Net income was 344 million yuan ($56 million) in the six months ended in June, compared with 424 million yuan a year earlier, the carrier said in a filing to the Hong Kong stock exchange today. That compares with the 516 million-yuan median profit estimate of five analysts surveyed by Bloomberg News. Sales fell 1.6 percent to 46.2 billion yuan.
China Southern had an operating loss of 114 million yuan in the period from a profit of 1.77 billion yuan a year earlier. Chinese carriers are discounting fares to lure more passengers amid China’s economic slowdown and competition from high-speed trains.
Shares of China Southern rose 0.7 percent to close at HK$2.92 in Hong Kong trading today before the earnings were announced. The stock has dropped 25 percent this year, compared with a 2.9 percent decline in the benchmark Hang Seng Index.
Passenger yields, a measure of average ticket price, fell 11 percent to 0.59 yuan, according to the statement. China Southern carried 43.8 million passengers, 6.3 percent more from a year earlier, in the first half while it expanded seat capacity by 9.3 percent.
The carrier posted a 1.52 billion-yuan of foreign exchange gain, compared with a net exchange loss of 314 million yuan a year earlier, as the nation’s currency appreciated 1.5 percent against the U.S. dollar in the period.

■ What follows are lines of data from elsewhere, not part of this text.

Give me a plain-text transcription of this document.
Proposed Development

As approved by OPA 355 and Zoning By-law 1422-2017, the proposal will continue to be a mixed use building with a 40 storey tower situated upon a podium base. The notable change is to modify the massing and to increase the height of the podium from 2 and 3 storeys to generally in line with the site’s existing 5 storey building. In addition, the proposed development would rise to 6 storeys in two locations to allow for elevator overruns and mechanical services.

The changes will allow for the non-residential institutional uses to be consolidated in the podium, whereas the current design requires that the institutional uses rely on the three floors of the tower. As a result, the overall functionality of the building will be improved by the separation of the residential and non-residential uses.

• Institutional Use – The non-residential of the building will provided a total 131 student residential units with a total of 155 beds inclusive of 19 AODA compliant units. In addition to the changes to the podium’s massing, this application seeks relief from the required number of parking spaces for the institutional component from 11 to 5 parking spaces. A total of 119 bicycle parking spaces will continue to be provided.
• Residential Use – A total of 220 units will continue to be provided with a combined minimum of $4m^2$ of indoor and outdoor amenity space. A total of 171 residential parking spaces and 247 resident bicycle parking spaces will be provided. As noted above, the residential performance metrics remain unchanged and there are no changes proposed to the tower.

China Southern plans to deploy its Airbus SAS A380s on Guangzhou-Sydney route in October. The carrier hasn’t won the right to fly the plane on overseas routes from the nation’s capital Beijing even after receiving the first superjumbo about two years ago. The airline has been mostly using its five A380s for domestic services or on the Guangzhou-Los Angeles route.
The yuan was the best performer in 24 emerging market currencies tracked by Bloomberg in the first half. Chinese carriers benefit from a stronger local currency as it pares the repatriated value of dollar-denominated debts used to buy planes and fuel overseas.